Hi, I’m Molly.  I’d like to invite you to my very first gallery exhibition. I am new to the world of SL photography and through a strange and unexpected series of events, I find myself with a warehouse gallery space for a month, and the need to fill it with (hopefully) beautiful things. I hope you can come for a visit!

So reads the invitation I received from Molly Mirassou concerning her first exhibition in Second Life. As I’m always keen to see work by artists who may not have (yet) had the exposure others have gained through their time in SL, I was only too happy to hop across and take a look.

As the invitation notes, Molly’s exhibition, simply entitled Studio M, can be found inside a large warehouse building rather than the more usual gallery space. Seven large format pieces are displayed against the walls, with the floorspace and a raised wooden area occupied by easel-mounted pieces.

Studio M
Studio M

The pieces on display is a broad mix, from avatar studies (self portraits, I believe), through architectural and art studies (notably Mistero Hifeng’s sculptures, which Molly has photographed to great effect) to landscapes. Most of the pieces appear to have minimal or no post-processing and simply utilise windlight settings. As such, they are refreshingly clean in style, crisply capturing their subjects.

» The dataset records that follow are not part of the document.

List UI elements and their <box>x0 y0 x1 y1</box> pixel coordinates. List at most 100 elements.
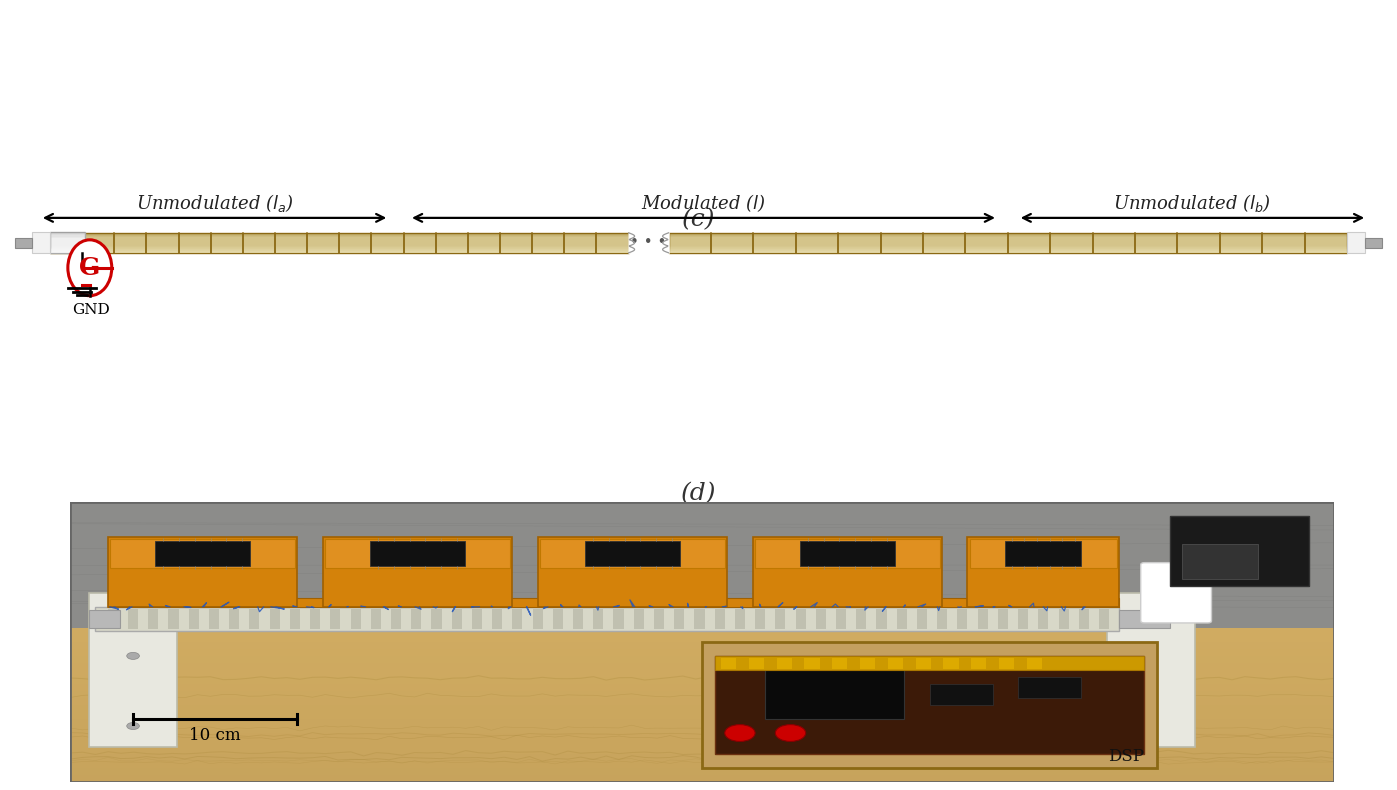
Bar <box>1038 609 1048 630</box>
Text: • • •: • • • <box>630 235 666 250</box>
Bar <box>95 607 1119 631</box>
Bar <box>70 739 1334 747</box>
Bar <box>1182 544 1259 579</box>
Bar <box>70 522 1334 529</box>
Bar <box>70 558 1334 565</box>
Bar <box>70 536 1334 544</box>
Bar <box>70 747 1334 754</box>
Bar <box>169 609 179 630</box>
Bar <box>70 768 1334 775</box>
Bar <box>756 539 940 568</box>
Bar <box>915 658 930 668</box>
Bar <box>70 508 1334 516</box>
Text: Modulated ($l$): Modulated ($l$) <box>641 193 766 214</box>
Bar <box>1078 609 1088 630</box>
Bar <box>970 539 1116 568</box>
Bar <box>513 609 522 630</box>
Bar <box>715 609 725 630</box>
Bar <box>1027 658 1042 668</box>
Bar <box>36 237 50 248</box>
Bar <box>897 609 907 630</box>
Bar <box>70 634 1334 641</box>
Bar <box>250 609 260 630</box>
Bar <box>70 775 1334 782</box>
Bar <box>777 658 792 668</box>
Circle shape <box>775 724 806 742</box>
Bar <box>108 536 298 607</box>
Bar <box>70 571 1334 579</box>
Bar <box>70 607 1334 614</box>
Bar <box>89 611 120 628</box>
Bar <box>50 252 85 254</box>
Bar <box>50 233 85 235</box>
Bar <box>70 502 1334 628</box>
Bar <box>70 585 1334 592</box>
Bar <box>15 238 32 248</box>
Bar <box>654 609 664 630</box>
Bar <box>351 609 360 630</box>
Bar <box>669 233 1347 253</box>
Bar <box>835 609 847 630</box>
Bar <box>70 705 1334 712</box>
Bar <box>50 251 85 252</box>
Bar <box>715 656 1144 670</box>
Bar <box>451 609 462 630</box>
Bar <box>50 247 85 248</box>
Bar <box>70 564 1334 572</box>
Bar <box>70 627 1334 635</box>
Bar <box>310 609 320 630</box>
Bar <box>553 609 563 630</box>
Bar <box>1099 609 1109 630</box>
Bar <box>50 236 85 238</box>
Bar <box>326 539 510 568</box>
Bar <box>70 732 1334 740</box>
Bar <box>70 726 1334 733</box>
Bar <box>70 502 1334 509</box>
Bar <box>270 609 279 630</box>
Bar <box>155 541 250 566</box>
Circle shape <box>1144 653 1157 660</box>
Bar <box>943 658 958 668</box>
Bar <box>391 609 401 630</box>
Bar <box>50 248 85 249</box>
Bar <box>795 609 806 630</box>
Bar <box>70 529 1334 536</box>
Bar <box>50 250 85 251</box>
FancyBboxPatch shape <box>1141 562 1211 623</box>
Bar <box>110 539 295 568</box>
Circle shape <box>127 723 140 729</box>
Bar <box>70 620 1334 628</box>
Bar <box>70 676 1334 684</box>
Bar <box>229 609 239 630</box>
Bar <box>856 609 866 630</box>
Bar <box>70 649 1334 656</box>
Bar <box>70 690 1334 698</box>
Bar <box>70 712 1334 719</box>
Bar <box>472 609 482 630</box>
Bar <box>541 539 725 568</box>
Bar <box>210 609 219 630</box>
Bar <box>929 684 993 705</box>
Bar <box>492 609 503 630</box>
Bar <box>70 663 1334 670</box>
Bar <box>876 609 887 630</box>
Bar <box>70 656 1334 663</box>
Bar <box>70 719 1334 726</box>
Bar <box>675 609 685 630</box>
Bar <box>1018 677 1081 698</box>
Bar <box>32 232 50 254</box>
Circle shape <box>127 653 140 660</box>
Bar <box>70 683 1334 691</box>
Bar <box>70 761 1334 768</box>
Bar <box>1018 609 1028 630</box>
Bar <box>1169 516 1309 586</box>
Bar <box>70 641 1334 649</box>
Bar <box>749 658 764 668</box>
Bar <box>800 541 895 566</box>
Bar <box>50 245 85 246</box>
Bar <box>585 541 680 566</box>
Text: 10 cm: 10 cm <box>190 728 242 744</box>
Bar <box>721 658 736 668</box>
Bar <box>50 232 85 254</box>
Bar <box>70 670 1334 677</box>
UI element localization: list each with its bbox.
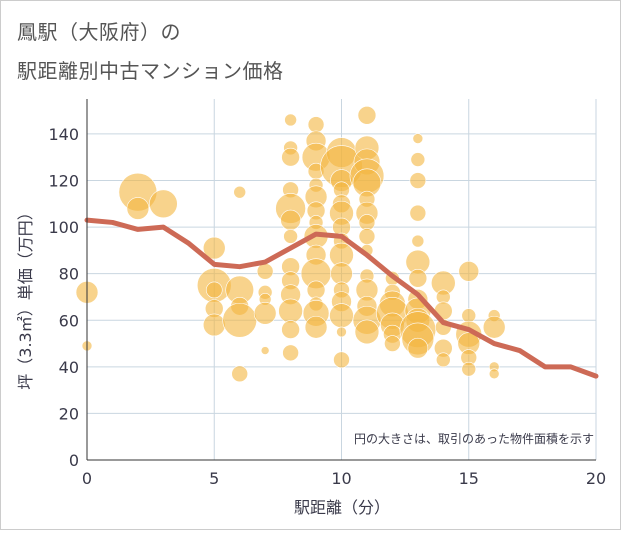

She may be new to SL photography, but Molly clearly has an eye for subject and angle – something which can clearly be seen in the likes of Burning Cathedral (which I believe is a capture of the cathedral at Chouchou), the untitled Studio m alongside it, and, facing them, the powerfully evocative Enough, which can be seen at the top of this article.

Studio M
Studio M

Exhibiting your SL photography can be a daunting proposition – we all harbour doubts and uncertainties about our abilities. Molly, however, shows a definite ability to capture mood and emotion. As such, I’m certain that while this may be her first exhibition, it will not be her last; I’m certainly looking forward to seeing more of her work, and witnessing how her technique develops and the directions in which it might take her. The current exhibition will remain open through until Thursday, March 16th.